Granta adds composite data to its materials information management system
23 November 2014
Granta Design has added Wichita State University’s National Center for Advanced Materials Performance (NCAMP) composite design and test data to its MI materials information management system.

Granta Design has announced an agreement with Wichita State University’s (WSU) National Center for Advanced Materials Performance (NCAMP), Wichita, KS, USA, under which NCAMP’s comprehensive resource of composite design and test data will be available to users of the GRANTA MI materials information management system.
Granta already provides NCAMP data to the leading engineering enterprises that use its software, particularly in the aerospace and defense sectors. The new agreement will deliver more in-depth data to these user organizations, as well as securing access to future updates and ensuring fast delivery of data updates.
These companies will be able to further build up their resources of composite test and design data, enabling comparison and analysis alongside in-house data, and thus faster and more reliable qualification of composite systems.
Composite specification and design values developed using the NCAMP process are accepted by the Federal Aviation Administration and the European Aviation Safety Agency per FAA Memorandum AIR100-2010-120-003 and EASA Certification Memorandum CM-S-004. NCAMP stemmed from NASA's 1995 Advanced General Aviation Transport Experiment (AGATE).
Instead of qualifying an entire material system, aircraft manufacturers can pull a system from the NCAMP database, prove equivalency and gain certification in a quicker and cheaper manner than a typical qualification approach. Material suppliers can work with NCAMP to qualify material systems without having to be linked to an ongoing aircraft certification program.
Granta Design provides GRANTA MI, the leading system for materials information management in engineering enterprises. GRANTA MI has been optimized for the challenges of managing complex composite data, in collaboration with industrial partners in the Material Data Management Consortium (MDMC).
NCAMP data can be delivered within GRANTA MI, where it is fully integrated not only with material property reference data on composites, metals and plastics from a wide range of other respected materials data sources, but also with an organization’s own proprietary composite data from testing, QA, research and production. User organizations experience significant productivity benefits, since materials engineers and product designers have just one place to go to find the data that they need.
The system also makes it easy to search and compare data from different sources, easing analysis and supporting innovation. For example, your own test data can instantly be compared with NCAMP property values during qualification.
Restricted substances
In another development, the Environmental Materials Information Technology (EMIT) Consortium has announced technology upgrades that are being delivered in a new version of the GRANTA's MI:Restricted Substances software.
This collates input from Consortium member organizations on how to refine the underlying data structures (known as the ‘schema’) of the system. The resulting new template database can be applied by any users of the software to improve existing implementations or quickly create new ones.
The EMIT Consortium is pioneering an effective approach to managing restricted substances risk — a problem which, left unmanaged, can result in multi-million dollar implications including: product redesigns due to material obsolescence, diversion of resources to meet reporting obligations, and even costly legal liabilities for non-compliance.

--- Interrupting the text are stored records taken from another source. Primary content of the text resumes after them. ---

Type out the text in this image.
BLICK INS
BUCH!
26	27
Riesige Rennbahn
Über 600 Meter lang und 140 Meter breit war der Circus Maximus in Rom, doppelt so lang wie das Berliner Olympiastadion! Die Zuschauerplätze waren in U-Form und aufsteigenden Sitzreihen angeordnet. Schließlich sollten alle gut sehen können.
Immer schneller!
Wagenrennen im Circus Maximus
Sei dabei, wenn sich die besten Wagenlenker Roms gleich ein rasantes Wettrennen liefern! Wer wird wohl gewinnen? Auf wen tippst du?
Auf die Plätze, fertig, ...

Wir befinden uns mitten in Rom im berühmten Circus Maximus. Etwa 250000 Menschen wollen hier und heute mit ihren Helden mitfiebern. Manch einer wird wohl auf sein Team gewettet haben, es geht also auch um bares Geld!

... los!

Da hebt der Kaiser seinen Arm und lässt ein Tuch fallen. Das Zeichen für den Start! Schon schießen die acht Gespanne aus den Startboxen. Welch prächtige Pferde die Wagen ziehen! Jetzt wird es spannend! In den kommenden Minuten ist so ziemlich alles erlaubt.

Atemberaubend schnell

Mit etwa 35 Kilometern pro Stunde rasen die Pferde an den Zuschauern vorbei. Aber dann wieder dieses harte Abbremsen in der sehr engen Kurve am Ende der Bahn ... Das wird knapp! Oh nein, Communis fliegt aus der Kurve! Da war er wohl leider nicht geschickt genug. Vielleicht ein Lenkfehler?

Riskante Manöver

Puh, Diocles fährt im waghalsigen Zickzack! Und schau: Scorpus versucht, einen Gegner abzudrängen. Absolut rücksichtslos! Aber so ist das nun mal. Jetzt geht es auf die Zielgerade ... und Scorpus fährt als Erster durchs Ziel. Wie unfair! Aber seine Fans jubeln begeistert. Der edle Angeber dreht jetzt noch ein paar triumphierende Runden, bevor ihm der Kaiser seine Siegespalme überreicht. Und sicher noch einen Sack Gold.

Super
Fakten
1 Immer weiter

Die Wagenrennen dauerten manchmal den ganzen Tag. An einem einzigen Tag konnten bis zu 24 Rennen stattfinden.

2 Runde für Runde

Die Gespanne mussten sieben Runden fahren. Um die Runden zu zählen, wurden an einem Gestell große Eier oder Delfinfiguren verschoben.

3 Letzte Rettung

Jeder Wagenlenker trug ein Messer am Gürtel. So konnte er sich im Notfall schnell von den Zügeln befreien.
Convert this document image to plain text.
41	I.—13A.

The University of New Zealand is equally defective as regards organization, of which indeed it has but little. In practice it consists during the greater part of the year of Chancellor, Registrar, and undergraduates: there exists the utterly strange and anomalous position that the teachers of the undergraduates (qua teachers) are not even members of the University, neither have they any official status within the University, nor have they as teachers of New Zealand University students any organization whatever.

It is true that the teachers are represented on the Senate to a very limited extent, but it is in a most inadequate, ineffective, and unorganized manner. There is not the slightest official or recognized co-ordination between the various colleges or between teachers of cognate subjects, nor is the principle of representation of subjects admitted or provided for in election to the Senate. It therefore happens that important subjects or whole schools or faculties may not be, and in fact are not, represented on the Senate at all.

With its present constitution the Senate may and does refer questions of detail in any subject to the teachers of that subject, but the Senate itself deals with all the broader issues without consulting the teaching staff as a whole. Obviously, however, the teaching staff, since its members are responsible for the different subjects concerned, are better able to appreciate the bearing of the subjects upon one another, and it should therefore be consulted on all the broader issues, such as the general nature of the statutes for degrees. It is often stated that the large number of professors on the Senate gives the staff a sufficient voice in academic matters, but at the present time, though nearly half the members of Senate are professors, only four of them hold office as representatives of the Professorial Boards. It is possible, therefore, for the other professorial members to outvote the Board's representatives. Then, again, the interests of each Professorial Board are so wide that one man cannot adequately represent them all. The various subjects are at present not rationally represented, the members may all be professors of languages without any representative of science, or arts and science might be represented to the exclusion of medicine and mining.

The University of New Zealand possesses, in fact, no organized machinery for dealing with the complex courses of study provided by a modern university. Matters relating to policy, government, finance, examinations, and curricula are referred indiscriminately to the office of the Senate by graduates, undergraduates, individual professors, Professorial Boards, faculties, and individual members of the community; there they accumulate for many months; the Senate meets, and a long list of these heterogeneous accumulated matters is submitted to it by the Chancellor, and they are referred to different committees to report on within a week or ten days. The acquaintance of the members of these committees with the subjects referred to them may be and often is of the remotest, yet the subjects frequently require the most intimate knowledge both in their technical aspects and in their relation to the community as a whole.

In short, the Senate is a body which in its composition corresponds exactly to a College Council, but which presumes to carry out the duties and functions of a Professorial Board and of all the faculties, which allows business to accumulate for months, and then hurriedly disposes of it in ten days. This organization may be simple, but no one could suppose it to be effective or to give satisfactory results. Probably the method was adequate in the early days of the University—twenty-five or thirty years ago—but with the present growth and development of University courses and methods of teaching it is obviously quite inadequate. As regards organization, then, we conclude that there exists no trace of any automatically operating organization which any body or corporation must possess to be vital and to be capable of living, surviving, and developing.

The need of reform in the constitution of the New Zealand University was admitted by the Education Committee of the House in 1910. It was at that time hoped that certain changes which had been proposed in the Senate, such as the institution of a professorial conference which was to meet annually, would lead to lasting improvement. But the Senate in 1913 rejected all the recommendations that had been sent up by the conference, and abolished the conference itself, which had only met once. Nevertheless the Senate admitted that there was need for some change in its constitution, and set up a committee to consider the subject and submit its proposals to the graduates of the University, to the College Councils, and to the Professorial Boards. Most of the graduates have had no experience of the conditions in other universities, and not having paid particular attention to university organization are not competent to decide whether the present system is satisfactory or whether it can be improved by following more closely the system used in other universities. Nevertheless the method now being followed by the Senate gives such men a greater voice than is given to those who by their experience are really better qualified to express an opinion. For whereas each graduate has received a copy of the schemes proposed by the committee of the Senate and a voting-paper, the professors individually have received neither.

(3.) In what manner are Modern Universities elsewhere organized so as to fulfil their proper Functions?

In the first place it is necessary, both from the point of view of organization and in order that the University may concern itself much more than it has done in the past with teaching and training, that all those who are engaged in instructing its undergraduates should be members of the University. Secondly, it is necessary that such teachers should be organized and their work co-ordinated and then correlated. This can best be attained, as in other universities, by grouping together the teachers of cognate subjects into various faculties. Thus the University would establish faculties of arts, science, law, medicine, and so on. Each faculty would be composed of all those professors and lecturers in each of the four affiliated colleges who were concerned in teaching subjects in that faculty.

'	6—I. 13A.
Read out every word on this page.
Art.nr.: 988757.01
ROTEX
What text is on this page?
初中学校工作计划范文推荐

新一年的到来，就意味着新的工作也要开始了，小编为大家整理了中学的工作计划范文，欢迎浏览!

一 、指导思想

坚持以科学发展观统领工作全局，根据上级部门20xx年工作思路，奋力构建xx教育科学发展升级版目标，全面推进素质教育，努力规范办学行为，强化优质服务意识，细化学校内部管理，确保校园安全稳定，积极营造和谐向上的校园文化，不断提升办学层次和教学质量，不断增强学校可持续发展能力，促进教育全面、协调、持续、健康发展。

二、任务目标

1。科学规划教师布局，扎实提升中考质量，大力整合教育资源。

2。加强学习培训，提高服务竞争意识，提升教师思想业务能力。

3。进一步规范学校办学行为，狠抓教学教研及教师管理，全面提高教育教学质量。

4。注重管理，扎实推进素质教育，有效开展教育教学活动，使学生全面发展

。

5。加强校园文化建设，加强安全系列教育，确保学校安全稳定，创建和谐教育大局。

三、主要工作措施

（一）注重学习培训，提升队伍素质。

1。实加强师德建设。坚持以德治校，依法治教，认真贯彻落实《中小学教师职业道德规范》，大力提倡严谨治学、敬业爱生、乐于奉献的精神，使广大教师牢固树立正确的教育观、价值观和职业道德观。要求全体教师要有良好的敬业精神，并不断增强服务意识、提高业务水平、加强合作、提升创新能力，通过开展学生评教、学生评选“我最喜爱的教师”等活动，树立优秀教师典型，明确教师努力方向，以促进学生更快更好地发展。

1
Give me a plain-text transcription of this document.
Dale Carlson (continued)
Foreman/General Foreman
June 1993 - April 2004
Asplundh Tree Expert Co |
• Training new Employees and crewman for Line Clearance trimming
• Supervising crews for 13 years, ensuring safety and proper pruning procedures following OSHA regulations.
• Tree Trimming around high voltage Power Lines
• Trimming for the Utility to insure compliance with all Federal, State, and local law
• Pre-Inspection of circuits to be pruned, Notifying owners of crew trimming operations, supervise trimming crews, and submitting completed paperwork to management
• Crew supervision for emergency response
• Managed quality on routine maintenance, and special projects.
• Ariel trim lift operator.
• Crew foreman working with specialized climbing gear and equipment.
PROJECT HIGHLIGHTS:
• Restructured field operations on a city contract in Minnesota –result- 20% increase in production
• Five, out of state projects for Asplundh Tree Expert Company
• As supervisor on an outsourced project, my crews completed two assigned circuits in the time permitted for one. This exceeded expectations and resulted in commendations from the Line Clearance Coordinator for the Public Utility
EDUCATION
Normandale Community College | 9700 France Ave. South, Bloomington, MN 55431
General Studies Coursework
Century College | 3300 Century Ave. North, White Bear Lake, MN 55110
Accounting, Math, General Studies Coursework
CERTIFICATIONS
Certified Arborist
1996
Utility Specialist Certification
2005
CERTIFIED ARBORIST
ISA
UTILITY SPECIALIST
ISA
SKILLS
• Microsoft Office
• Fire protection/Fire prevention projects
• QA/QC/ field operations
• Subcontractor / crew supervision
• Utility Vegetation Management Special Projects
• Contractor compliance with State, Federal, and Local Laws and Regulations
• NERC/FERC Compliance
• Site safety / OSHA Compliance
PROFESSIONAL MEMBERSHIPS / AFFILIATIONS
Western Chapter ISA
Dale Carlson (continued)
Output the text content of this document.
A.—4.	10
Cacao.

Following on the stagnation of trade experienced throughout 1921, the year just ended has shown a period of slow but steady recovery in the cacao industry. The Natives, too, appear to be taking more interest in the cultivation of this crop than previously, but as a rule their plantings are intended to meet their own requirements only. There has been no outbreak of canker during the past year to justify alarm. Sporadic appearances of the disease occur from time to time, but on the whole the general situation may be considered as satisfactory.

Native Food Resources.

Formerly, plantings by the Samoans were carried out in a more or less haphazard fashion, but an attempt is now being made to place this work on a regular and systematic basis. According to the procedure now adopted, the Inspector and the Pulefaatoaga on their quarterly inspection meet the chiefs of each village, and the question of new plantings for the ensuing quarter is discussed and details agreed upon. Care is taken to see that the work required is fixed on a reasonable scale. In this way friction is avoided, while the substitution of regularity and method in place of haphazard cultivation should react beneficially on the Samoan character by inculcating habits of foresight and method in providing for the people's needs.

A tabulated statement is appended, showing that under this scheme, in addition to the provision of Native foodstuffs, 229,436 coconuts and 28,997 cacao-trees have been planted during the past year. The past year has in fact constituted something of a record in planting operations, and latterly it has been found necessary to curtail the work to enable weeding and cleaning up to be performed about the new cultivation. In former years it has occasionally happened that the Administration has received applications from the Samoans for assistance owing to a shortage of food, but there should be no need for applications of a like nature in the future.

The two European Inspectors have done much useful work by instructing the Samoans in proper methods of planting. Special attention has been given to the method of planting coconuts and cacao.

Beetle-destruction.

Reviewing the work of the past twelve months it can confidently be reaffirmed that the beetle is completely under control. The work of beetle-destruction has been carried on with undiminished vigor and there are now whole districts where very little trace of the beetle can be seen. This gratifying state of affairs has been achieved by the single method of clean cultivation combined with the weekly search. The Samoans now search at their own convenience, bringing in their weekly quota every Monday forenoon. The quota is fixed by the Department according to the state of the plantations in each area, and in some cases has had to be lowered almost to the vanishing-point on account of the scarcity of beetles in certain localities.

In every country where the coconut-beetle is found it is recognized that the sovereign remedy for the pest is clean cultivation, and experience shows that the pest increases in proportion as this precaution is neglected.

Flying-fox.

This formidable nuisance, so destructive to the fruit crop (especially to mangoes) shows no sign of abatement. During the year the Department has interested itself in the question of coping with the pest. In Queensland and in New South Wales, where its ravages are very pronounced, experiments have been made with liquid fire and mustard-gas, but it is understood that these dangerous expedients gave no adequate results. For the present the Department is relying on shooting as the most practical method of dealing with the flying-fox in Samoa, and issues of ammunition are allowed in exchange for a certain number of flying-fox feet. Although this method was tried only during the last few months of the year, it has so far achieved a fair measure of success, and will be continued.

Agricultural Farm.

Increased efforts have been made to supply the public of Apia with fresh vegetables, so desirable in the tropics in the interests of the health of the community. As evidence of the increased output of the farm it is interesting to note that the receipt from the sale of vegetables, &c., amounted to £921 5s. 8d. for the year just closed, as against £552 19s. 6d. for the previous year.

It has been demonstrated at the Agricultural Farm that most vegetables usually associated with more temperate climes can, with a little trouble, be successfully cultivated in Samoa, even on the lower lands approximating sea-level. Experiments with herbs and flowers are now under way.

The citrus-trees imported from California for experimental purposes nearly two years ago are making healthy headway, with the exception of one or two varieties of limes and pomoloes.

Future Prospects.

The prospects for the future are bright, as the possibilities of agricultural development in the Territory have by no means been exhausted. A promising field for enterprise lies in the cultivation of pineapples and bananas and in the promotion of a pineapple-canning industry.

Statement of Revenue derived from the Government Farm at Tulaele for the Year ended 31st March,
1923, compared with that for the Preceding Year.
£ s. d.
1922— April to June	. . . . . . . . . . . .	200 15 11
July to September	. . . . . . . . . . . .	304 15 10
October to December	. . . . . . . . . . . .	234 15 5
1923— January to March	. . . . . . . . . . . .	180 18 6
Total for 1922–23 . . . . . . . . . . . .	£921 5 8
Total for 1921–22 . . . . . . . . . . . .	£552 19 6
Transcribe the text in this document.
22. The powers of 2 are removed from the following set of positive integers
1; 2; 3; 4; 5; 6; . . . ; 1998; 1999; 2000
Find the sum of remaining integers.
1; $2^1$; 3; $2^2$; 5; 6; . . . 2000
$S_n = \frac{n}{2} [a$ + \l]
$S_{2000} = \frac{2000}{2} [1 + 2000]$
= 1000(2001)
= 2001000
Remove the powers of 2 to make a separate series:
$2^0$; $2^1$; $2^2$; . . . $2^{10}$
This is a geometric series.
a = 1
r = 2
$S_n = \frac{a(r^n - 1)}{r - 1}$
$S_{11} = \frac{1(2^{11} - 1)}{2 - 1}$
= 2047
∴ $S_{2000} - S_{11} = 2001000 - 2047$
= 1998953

Members include Airbus Defense & Space, Airbus Helicopters, Boeing, Honeywell Aerospace, NASA, Rolls-Royce, and United Technologies Corporation. Granta provides the GRANTA MI software system used by members.
Designers and product stewards can run queries that quickly provide insight into the risks associated with materials, designs, or products. But the complexity, dynamic nature, and inter-relationships of the data involved makes building and maintaining the right data structures a major challenge. This challenge can only be overcome with a deep insight into the practical application of the system. This insight is precisely what the Consortium enables.